Publicado 24/03/2025 06:22

Ayuso acusa o "regime de terror" de Sánchez de se dedicar a "humilhar e desacreditar" os oponentes políticos

Ele faz alusão a um grande número de artistas que "não aguentam mais", mas não dizem nada porque, caso contrário, serão "esfaqueados publicamente em praça pública".

A presidente da Comunidade de Madri, Isabel Díaz Ayuso, durante um café da manhã da Europa Press no Rosewood Villa Magna Hotel, em 24 de março de 2025, em Madri (Espanha).
Eduardo Parra - Europa Press

MADRID, 24 mar. (EUROPA PRESS) -

A presidente da Comunidade de Madri, Isabel Díaz Ayuso, denunciou nesta segunda-feira o "regime de terror" imposto pelo presidente do governo, Pedro Sánchez, que se dedica a "humilhar e desacreditar" os opositores políticos e tudo o que não está alinhado com o "sanchezismo".

"Quanto mais sozinho Sánchez se torna, mais encurralado e desacreditado ele fica, mais perigoso ele é, porque essa situação é sua especialidade e hoje todos sabemos que, para sobreviver, ele é capaz de vender toda a Espanha. E para isso, ele vem instalando esse regime de terror há algum tempo, que consiste em 'ou comigo ou contra mim'", defendeu o líder regional em um café da manhã organizado pela Europa Press.

Ela fez alusão a "várias empresas e artistas" que, em particular, dizem que isso "não pode mais ser tolerado". "Mas, então, onde eles dizem isso? Para serem esfaqueados publicamente na mesma tarde em uma praça pública? Para serem submetidos a inspeções fiscais, inspeções trabalhistas e terem seu prestígio destruído? Sim, é isso que está acontecendo, e em uma velocidade cada vez maior", alertou.

Embora tenha assegurado que eles querem "alienar, quebrar e desacreditar" a Espanha, ele afirmou que não permitirá que isso aconteça. "Estamos em um momento em que uma empresa, um embaixador como o da Coreia, um artista, um jornalista ou um meio de comunicação que não diz abertamente 'Estou com o Sanchismo, estou com Pedro Sánchez' é perseguido, atacado e expulso", disse ele.

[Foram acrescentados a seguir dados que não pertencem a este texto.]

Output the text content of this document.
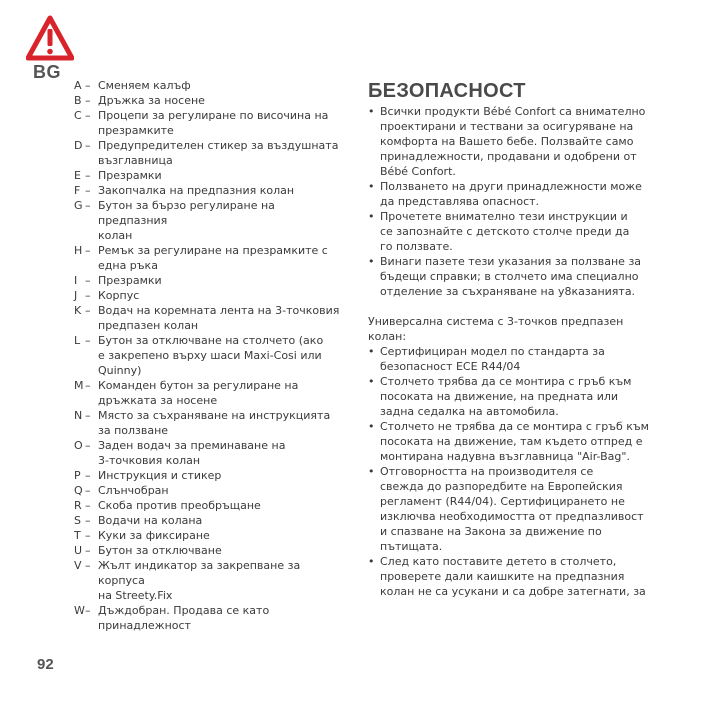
BG
A – Сменяем калъф
B – Дръжка за носене
C – Процепи за регулиране по височина на
презрамките
D – Предупредителен стикер за въздушната
възглавница
E – Презрамки
F – Закопчалка на предпазния колан
G – Бутон за бързо регулиране на предпазния
колан
H – Ремък за регулиране на презрамките с
една ръка
I – Презрамки
J – Корпус
K – Водач на коремната лента на 3-точковия
предпазен колан
L – Бутон за отключване на столчето (ако
е закрепено върху шаси Maxi-Cosi или
Quinny)
M – Команден бутон за регулиране на
дръжката за носене
N – Място за съхраняване на инструкцията
за ползване
O – Заден водач за преминаване на
3-точковия колан
P – Инструкция и стикер
Q – Слънчобран
R – Скоба против преобръщане
S – Водачи на колана
T – Куки за фиксиране
U – Бутон за отключване
V – Жълт индикатор за закрепване за корпуса
на Streety.Fix
W – Дъждобран. Продава се като принадлежност
БЕЗОПАСНОСТ
• Всички продукти Bébé Confort са внимателно
проектирани и тествани за осигуряване на
комфорта на Вашето бебе. Ползвайте само
принадлежности, продавани и одобрени от
Bébé Confort.
• Ползването на други принадлежности може
да представлява опасност.
• Прочетете внимателно тези инструкции и
се запознайте с детското столче преди да
го ползвате.
• Винаги пазете тези указания за ползване за
бъдещи справки; в столчето има специално
отделение за съхраняване на у8казанията.
Универсална система с 3-точков предпазен
колан:
• Сертифициран модел по стандарта за
безопасност ECE R44/04
• Столчето трябва да се монтира с гръб към
посоката на движение, на предната или
задна седалка на автомобила.
• Столчето не трябва да се монтира с гръб към
посоката на движение, там където отпред е
монтирана надувна възглавница "Air-Bag".
• Отговорността на производителя се
свежда до разпоредбите на Европейския
регламент (R44/04). Сертифицирането не
изключва необходимостта от предпазливост
и спазване на Закона за движение по
пътищата.
• След като поставите детето в столчето,
проверете дали каишките на предпазния
колан не са усукани и са добре затегнати, за
92
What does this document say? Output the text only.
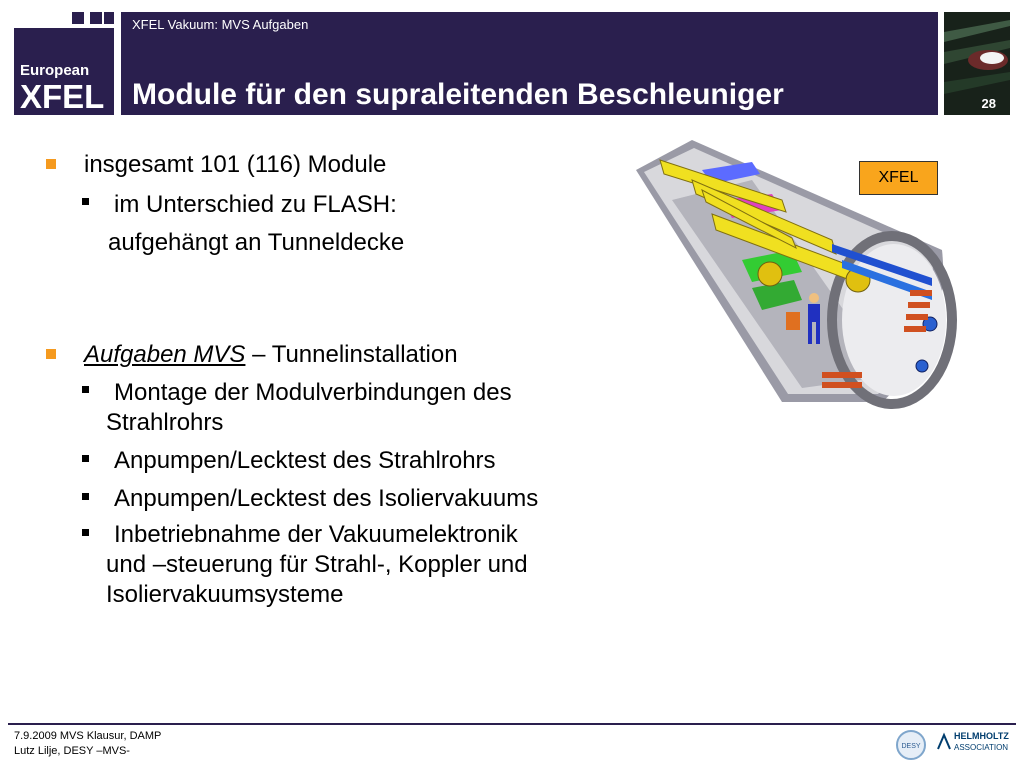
European
XFEL
XFEL Vakuum: MVS Aufgaben
Module für den supraleitenden Beschleuniger	28
insgesamt 101 (116) Module
im Unterschied zu FLASH:
aufgehängt an Tunneldecke
Aufgaben MVS – Tunnelinstallation
Montage der Modulverbindungen des
Strahlrohrs
Anpumpen/Lecktest des Strahlrohrs
Anpumpen/Lecktest des Isoliervakuums
Inbetriebnahme der Vakuumelektronik
und –steuerung für Strahl-, Koppler und
Isoliervakuumsysteme
XFEL
7.9.2009 MVS Klausur, DAMP
Lutz Lilje, DESY –MVS-	DESY
HELMHOLTZ
ASSOCIATION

Nessa linha, o líder madrilenho enfatizou que estão tentando acabar com "tudo que possa beneficiar o adversário político", aludindo, entre outros, ao desfile do Exército do Segundo de Maio.

"Tudo o que não está dentro do regime é atacado, humilhado, perseguido e desacreditado, e você não pode imaginar o número de empresas, artistas, pessoas que têm um nome público que lhe dizem em particular que isso não é mais aceitável, pelo amor de Deus, deve haver uma mudança", afirmou.